In the Workbench, the agent produces a WorkspaceConfig — a JSON document that records which components were selected, how they were configured, and why. That definition goes into version control, just like the YAML stack files did. The commit itself carries the audit: the original prompt, the session ID, the model version, the diff, the reviewer who approved it. Rolling back is one revert commit.

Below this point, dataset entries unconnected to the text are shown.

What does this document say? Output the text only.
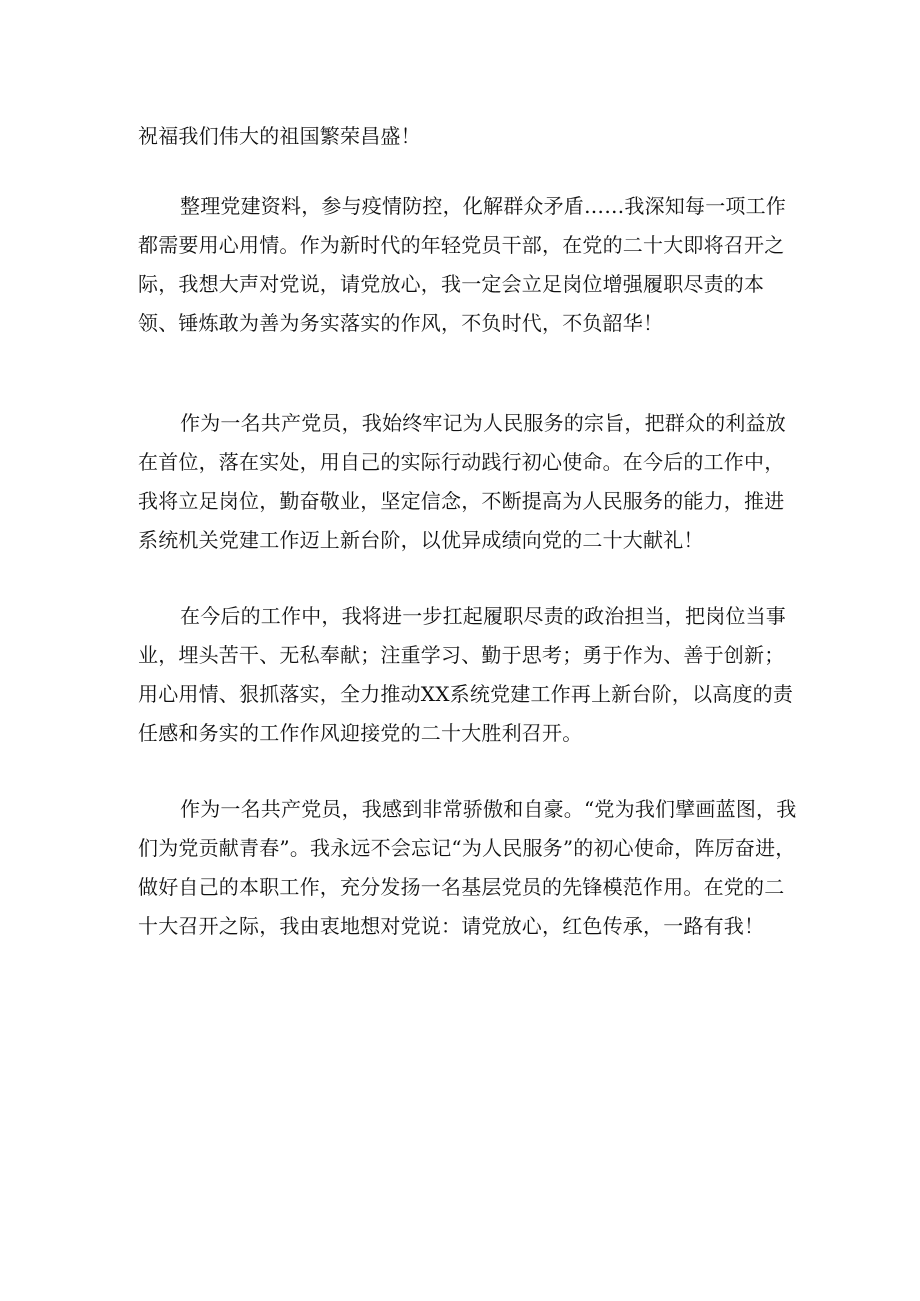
祝福我们伟大的祖国繁荣昌盛！

整理党建资料，参与疫情防控，化解群众矛盾……我深知每一项工作都需要用心用情。作为新时代的年轻党员干部，在党的二十大即将召开之际，我想大声对党说，请党放心，我一定会立足岗位增强履职尽责的本领、锤炼敢为善为务实落实的作风，不负时代，不负韶华！

作为一名共产党员，我始终牢记为人民服务的宗旨，把群众的利益放在首位，落在实处，用自己的实际行动践行初心使命。在今后的工作中，我将立足岗位，勤奋敬业，坚定信念，不断提高为人民服务的能力，推进系统机关党建工作迈上新台阶，以优异成绩向党的二十大献礼！

在今后的工作中，我将进一步扛起履职尽责的政治担当，把岗位当事业，埋头苦干、无私奉献；注重学习、勤于思考；勇于作为、善于创新；用心用情、狠抓落实，全力推动XX系统党建工作再上新台阶，以高度的责任感和务实的工作作风迎接党的二十大胜利召开。

作为一名共产党员，我感到非常骄傲和自豪。“党为我们擘画蓝图，我们为党贡献青春”。我永远不会忘记“为人民服务”的初心使命，阵厉奋进，做好自己的本职工作，充分发扬一名基层党员的先锋模范作用。在党的二十大召开之际，我由衷地想对党说：请党放心，红色传承，一路有我！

None of this is accidental. The validator.ts exists because of the determinism lesson. The WorkspaceConfig JSON exists because of the auditability lesson. Per-workspace isolation exists because of the failure boundary lesson. Every design decision in this architecture traces back to something we learned building the stitching service seven years ago.
What AI adds
Not everything was better in 2019. YAML was low-code but not zero-knowledge — you still had to know block names, the schema, and how to debug a stubborn layout. A chat interface removes all of that. The agent goes further than the stitching service ever could: it composes components in combinations no developer explicitly planned for, asks clarifying questions when the intent is ambiguous, and notices organisational patterns (“every ops team adds a map view”). The catalog provides the parts. The agent provides the creative assembly.
Same conviction, different machinery
We built the stitching service in 2019 because we believed non-developers should be able to compose their own tools. That conviction has not changed. The Workbench is the same idea with a different engine.
What we have learned is that the hard problems in composability are not about the assembly mechanism. They are about the properties the system guarantees: determinism, visibility, failure isolation, auditability. These do not come for free just because the assembly layer got smarter. They have to be designed for, deliberately, every time.